L'impatto che quest'opera prima ebbe sulla comunità cinematografica italiana dell'epoca è inaspettato e dirompente. Nichetti, in un Paese avvezzo alla commedia di parola (da Totò, ai quattro cavalieri Vittorio Gassman, Marcello Mastroianni, Alberto Sordi, Nino Manfredi), innesta i virtuosi semi del grande cinema comico muto: Charlie Chaplin (con una lapalissiana citazione di Modern Times, Tempi moderni, nella scena dei piatti che gli artisti provano a lavare costruendo una catena di montaggio), Buster Keaton (la scena in cui l'impresario getta lontano un bidone della spazzatura da cui esce Colombo; il suo sfortunato tentativo di entrare nel minibus saltando; l'intera sequenza, forse la migliore del film, del bicchiere d'acqua che ne passa di tutti i colori prima di arrivare a destinazione) e ancora Jacques Tati, di cui si avverte l'eco  nella “modernità delle architetture, i cartelli, le varie lingue parlate contemporaneamente, gli uffici, le inquadrature lunghe nei corridoi” (1).

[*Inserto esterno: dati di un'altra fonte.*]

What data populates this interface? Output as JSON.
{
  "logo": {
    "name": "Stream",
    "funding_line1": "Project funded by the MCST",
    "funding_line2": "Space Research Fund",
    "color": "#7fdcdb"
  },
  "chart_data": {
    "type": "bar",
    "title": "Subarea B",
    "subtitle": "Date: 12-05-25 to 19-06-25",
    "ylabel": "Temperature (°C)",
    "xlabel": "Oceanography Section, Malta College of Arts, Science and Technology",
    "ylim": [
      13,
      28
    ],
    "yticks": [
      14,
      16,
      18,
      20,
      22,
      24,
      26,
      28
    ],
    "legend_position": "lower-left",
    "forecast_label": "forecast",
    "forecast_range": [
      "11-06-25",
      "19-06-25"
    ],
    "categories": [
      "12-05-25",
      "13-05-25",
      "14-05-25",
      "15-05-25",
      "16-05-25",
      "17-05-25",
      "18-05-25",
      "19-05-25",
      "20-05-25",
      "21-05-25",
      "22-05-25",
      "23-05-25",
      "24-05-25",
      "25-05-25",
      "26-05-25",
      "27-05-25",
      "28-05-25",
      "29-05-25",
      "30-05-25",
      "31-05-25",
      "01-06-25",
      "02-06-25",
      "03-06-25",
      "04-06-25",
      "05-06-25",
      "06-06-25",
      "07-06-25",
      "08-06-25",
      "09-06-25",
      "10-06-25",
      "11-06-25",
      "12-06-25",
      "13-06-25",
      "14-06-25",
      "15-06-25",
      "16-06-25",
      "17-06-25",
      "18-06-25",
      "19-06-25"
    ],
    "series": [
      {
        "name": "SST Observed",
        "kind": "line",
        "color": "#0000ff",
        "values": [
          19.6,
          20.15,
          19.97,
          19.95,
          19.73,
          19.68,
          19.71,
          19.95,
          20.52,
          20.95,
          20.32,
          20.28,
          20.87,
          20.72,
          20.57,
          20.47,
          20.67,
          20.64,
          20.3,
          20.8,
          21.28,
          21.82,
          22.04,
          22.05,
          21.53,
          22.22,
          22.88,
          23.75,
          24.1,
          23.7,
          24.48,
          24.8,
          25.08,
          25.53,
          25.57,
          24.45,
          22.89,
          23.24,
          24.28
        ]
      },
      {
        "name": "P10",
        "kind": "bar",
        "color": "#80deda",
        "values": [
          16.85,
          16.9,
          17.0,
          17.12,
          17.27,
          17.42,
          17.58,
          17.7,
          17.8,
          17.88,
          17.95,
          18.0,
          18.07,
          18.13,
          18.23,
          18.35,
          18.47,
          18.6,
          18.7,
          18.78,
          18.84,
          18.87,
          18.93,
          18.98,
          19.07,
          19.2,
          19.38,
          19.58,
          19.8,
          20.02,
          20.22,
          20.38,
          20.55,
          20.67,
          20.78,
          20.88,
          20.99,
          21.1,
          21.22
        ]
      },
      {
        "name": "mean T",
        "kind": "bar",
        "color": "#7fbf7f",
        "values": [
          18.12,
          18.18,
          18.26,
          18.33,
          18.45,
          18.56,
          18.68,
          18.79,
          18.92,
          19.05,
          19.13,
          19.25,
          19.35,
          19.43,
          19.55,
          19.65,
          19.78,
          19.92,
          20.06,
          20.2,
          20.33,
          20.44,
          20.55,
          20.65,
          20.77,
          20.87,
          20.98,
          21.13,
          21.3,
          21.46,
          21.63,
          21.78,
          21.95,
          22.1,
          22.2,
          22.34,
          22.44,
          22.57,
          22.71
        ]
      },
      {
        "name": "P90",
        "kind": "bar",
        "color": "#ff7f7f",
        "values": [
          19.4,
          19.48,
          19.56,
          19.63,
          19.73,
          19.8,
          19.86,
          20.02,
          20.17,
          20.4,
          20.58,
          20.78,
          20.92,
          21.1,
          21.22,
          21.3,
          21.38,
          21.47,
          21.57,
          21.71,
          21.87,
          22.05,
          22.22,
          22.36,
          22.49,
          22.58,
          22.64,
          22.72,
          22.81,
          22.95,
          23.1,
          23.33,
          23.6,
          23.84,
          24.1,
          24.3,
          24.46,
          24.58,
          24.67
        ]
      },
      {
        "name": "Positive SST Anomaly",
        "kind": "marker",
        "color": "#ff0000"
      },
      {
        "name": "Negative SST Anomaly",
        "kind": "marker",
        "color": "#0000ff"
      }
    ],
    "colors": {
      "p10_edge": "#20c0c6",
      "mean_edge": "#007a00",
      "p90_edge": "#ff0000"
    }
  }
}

Ratataplan è, infatti, un film praticamente muto e le poche parole si avvertono come un suono alieno, lontano. Una scelta radicale che chiama in causa l'eredità delle correnti avanguardiste, dei movimenti artistici del '68, di una stagione di rivoluzionarie speranze. Di quel fallimento generazionale, Nichetti trae un'impostazione di ostinata e trasognata scelta artistico-esistenziale. L'ingegner Colombo rappresenta il mimo gentile che combatte la società dei consumi (cui il regista milanese non risparmia una satira corrosiva: si veda il colloquio in cui la multinazionale  rifiuta la fantasia di Colombo preferendogli la mediocre banalità degli altri candidati), ma la ignora, semplicemente, compiendo una scelta di vita: mettersi dalla parte di chi sta ai margini, di chi nello svago, nel lavoro, nella vita ha scelto povertà&libertà. Sotto questo profilo, le scelte di casting sono quasi tutte azzeccate: lasciano un segno particolare le facce e i corpi degli artisti dell'improbabile compagnia di attori Quelli di Grock. Volti assonnati, corpi sghembi, abiti laceri o d'antan. Attori troppo alti o troppo spaventati, sempre in ritardo, sul palco come nell'esistenza quotidiana. D'altronde, in Ratataplan la componente visiva è preponderante: ogni gag è affidata tutta alla perfetta costruzione della scena, con scelte registiche anche di qualità (su tutte, il campo lunghissimo dal basso con cui viene ripreso Colombo che scala la collina alla cui sommità c'è il bar per cui lavora).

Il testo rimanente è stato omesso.